Macroeconomics is hard, in part, because people are always looking for the one magical thing to change to make it all better.
But this is magical thinking.
David Brooks summarizes this nicely, in a piece about our fraying international financial system, and the unwillingness of the political class to wade in to the problems:
Both orthodoxies take a constricted, mechanistic view of the situation. If we’re stuck with these two mentalities, we will be forever presented with proposals that are incommensurate with the problem at hand. Look at the recent Obama stimulus proposal. You may like it or not, but it’s trivial. It’s simply not significant enough to make a difference, given the size of the global mess.
We need an approach that is both grander and more modest. When you are confronted by a complex, emergent problem, don’t try to pick out the one lever that is the key to the whole thing. There is no one lever. You wouldn’t be smart enough to find it even if there was.

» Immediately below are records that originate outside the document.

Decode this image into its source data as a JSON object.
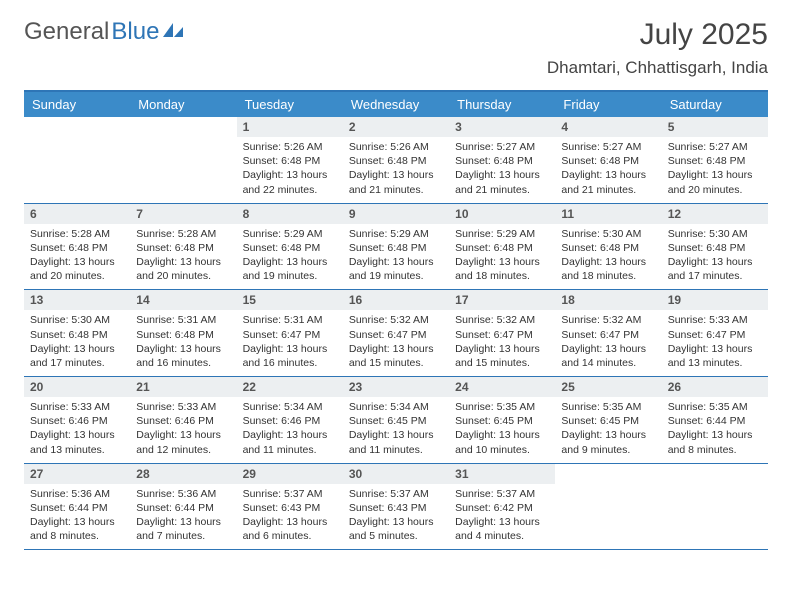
{
  "logo": {
    "part1": "General",
    "part2": "Blue"
  },
  "header": {
    "month": "July 2025",
    "location": "Dhamtari, Chhattisgarh, India"
  },
  "colors": {
    "accent": "#3b8bc9",
    "border": "#2e75b6",
    "daybar": "#eceff1",
    "text": "#333333",
    "header_text": "#444444"
  },
  "dow": [
    "Sunday",
    "Monday",
    "Tuesday",
    "Wednesday",
    "Thursday",
    "Friday",
    "Saturday"
  ],
  "weeks": [
    [
      null,
      null,
      {
        "d": "1",
        "sr": "Sunrise: 5:26 AM",
        "ss": "Sunset: 6:48 PM",
        "dl1": "Daylight: 13 hours",
        "dl2": "and 22 minutes."
      },
      {
        "d": "2",
        "sr": "Sunrise: 5:26 AM",
        "ss": "Sunset: 6:48 PM",
        "dl1": "Daylight: 13 hours",
        "dl2": "and 21 minutes."
      },
      {
        "d": "3",
        "sr": "Sunrise: 5:27 AM",
        "ss": "Sunset: 6:48 PM",
        "dl1": "Daylight: 13 hours",
        "dl2": "and 21 minutes."
      },
      {
        "d": "4",
        "sr": "Sunrise: 5:27 AM",
        "ss": "Sunset: 6:48 PM",
        "dl1": "Daylight: 13 hours",
        "dl2": "and 21 minutes."
      },
      {
        "d": "5",
        "sr": "Sunrise: 5:27 AM",
        "ss": "Sunset: 6:48 PM",
        "dl1": "Daylight: 13 hours",
        "dl2": "and 20 minutes."
      }
    ],
    [
      {
        "d": "6",
        "sr": "Sunrise: 5:28 AM",
        "ss": "Sunset: 6:48 PM",
        "dl1": "Daylight: 13 hours",
        "dl2": "and 20 minutes."
      },
      {
        "d": "7",
        "sr": "Sunrise: 5:28 AM",
        "ss": "Sunset: 6:48 PM",
        "dl1": "Daylight: 13 hours",
        "dl2": "and 20 minutes."
      },
      {
        "d": "8",
        "sr": "Sunrise: 5:29 AM",
        "ss": "Sunset: 6:48 PM",
        "dl1": "Daylight: 13 hours",
        "dl2": "and 19 minutes."
      },
      {
        "d": "9",
        "sr": "Sunrise: 5:29 AM",
        "ss": "Sunset: 6:48 PM",
        "dl1": "Daylight: 13 hours",
        "dl2": "and 19 minutes."
      },
      {
        "d": "10",
        "sr": "Sunrise: 5:29 AM",
        "ss": "Sunset: 6:48 PM",
        "dl1": "Daylight: 13 hours",
        "dl2": "and 18 minutes."
      },
      {
        "d": "11",
        "sr": "Sunrise: 5:30 AM",
        "ss": "Sunset: 6:48 PM",
        "dl1": "Daylight: 13 hours",
        "dl2": "and 18 minutes."
      },
      {
        "d": "12",
        "sr": "Sunrise: 5:30 AM",
        "ss": "Sunset: 6:48 PM",
        "dl1": "Daylight: 13 hours",
        "dl2": "and 17 minutes."
      }
    ],
    [
      {
        "d": "13",
        "sr": "Sunrise: 5:30 AM",
        "ss": "Sunset: 6:48 PM",
        "dl1": "Daylight: 13 hours",
        "dl2": "and 17 minutes."
      },
      {
        "d": "14",
        "sr": "Sunrise: 5:31 AM",
        "ss": "Sunset: 6:48 PM",
        "dl1": "Daylight: 13 hours",
        "dl2": "and 16 minutes."
      },
      {
        "d": "15",
        "sr": "Sunrise: 5:31 AM",
        "ss": "Sunset: 6:47 PM",
        "dl1": "Daylight: 13 hours",
        "dl2": "and 16 minutes."
      },
      {
        "d": "16",
        "sr": "Sunrise: 5:32 AM",
        "ss": "Sunset: 6:47 PM",
        "dl1": "Daylight: 13 hours",
        "dl2": "and 15 minutes."
      },
      {
        "d": "17",
        "sr": "Sunrise: 5:32 AM",
        "ss": "Sunset: 6:47 PM",
        "dl1": "Daylight: 13 hours",
        "dl2": "and 15 minutes."
      },
      {
        "d": "18",
        "sr": "Sunrise: 5:32 AM",
        "ss": "Sunset: 6:47 PM",
        "dl1": "Daylight: 13 hours",
        "dl2": "and 14 minutes."
      },
      {
        "d": "19",
        "sr": "Sunrise: 5:33 AM",
        "ss": "Sunset: 6:47 PM",
        "dl1": "Daylight: 13 hours",
        "dl2": "and 13 minutes."
      }
    ],
    [
      {
        "d": "20",
        "sr": "Sunrise: 5:33 AM",
        "ss": "Sunset: 6:46 PM",
        "dl1": "Daylight: 13 hours",
        "dl2": "and 13 minutes."
      },
      {
        "d": "21",
        "sr": "Sunrise: 5:33 AM",
        "ss": "Sunset: 6:46 PM",
        "dl1": "Daylight: 13 hours",
        "dl2": "and 12 minutes."
      },
      {
        "d": "22",
        "sr": "Sunrise: 5:34 AM",
        "ss": "Sunset: 6:46 PM",
        "dl1": "Daylight: 13 hours",
        "dl2": "and 11 minutes."
      },
      {
        "d": "23",
        "sr": "Sunrise: 5:34 AM",
        "ss": "Sunset: 6:45 PM",
        "dl1": "Daylight: 13 hours",
        "dl2": "and 11 minutes."
      },
      {
        "d": "24",
        "sr": "Sunrise: 5:35 AM",
        "ss": "Sunset: 6:45 PM",
        "dl1": "Daylight: 13 hours",
        "dl2": "and 10 minutes."
      },
      {
        "d": "25",
        "sr": "Sunrise: 5:35 AM",
        "ss": "Sunset: 6:45 PM",
        "dl1": "Daylight: 13 hours",
        "dl2": "and 9 minutes."
      },
      {
        "d": "26",
        "sr": "Sunrise: 5:35 AM",
        "ss": "Sunset: 6:44 PM",
        "dl1": "Daylight: 13 hours",
        "dl2": "and 8 minutes."
      }
    ],
    [
      {
        "d": "27",
        "sr": "Sunrise: 5:36 AM",
        "ss": "Sunset: 6:44 PM",
        "dl1": "Daylight: 13 hours",
        "dl2": "and 8 minutes."
      },
      {
        "d": "28",
        "sr": "Sunrise: 5:36 AM",
        "ss": "Sunset: 6:44 PM",
        "dl1": "Daylight: 13 hours",
        "dl2": "and 7 minutes."
      },
      {
        "d": "29",
        "sr": "Sunrise: 5:37 AM",
        "ss": "Sunset: 6:43 PM",
        "dl1": "Daylight: 13 hours",
        "dl2": "and 6 minutes."
      },
      {
        "d": "30",
        "sr": "Sunrise: 5:37 AM",
        "ss": "Sunset: 6:43 PM",
        "dl1": "Daylight: 13 hours",
        "dl2": "and 5 minutes."
      },
      {
        "d": "31",
        "sr": "Sunrise: 5:37 AM",
        "ss": "Sunset: 6:42 PM",
        "dl1": "Daylight: 13 hours",
        "dl2": "and 4 minutes."
      },
      null,
      null
    ]
  ]
}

Instead, try to reform whole institutions and hope that by getting the long-term fundamentals right you’ll set off a positive cascade to reverse the negative ones. …
I emphasize in my macroeconomics classes that regional business fluctuations (like recessions and financial crises) don’t have one big cause. Instead, they have a laundry list of a few dozen smaller causes. You probably shouldn’t take anyone seriously if they can’t rattle off 10 factors that contributed to the most recent recession.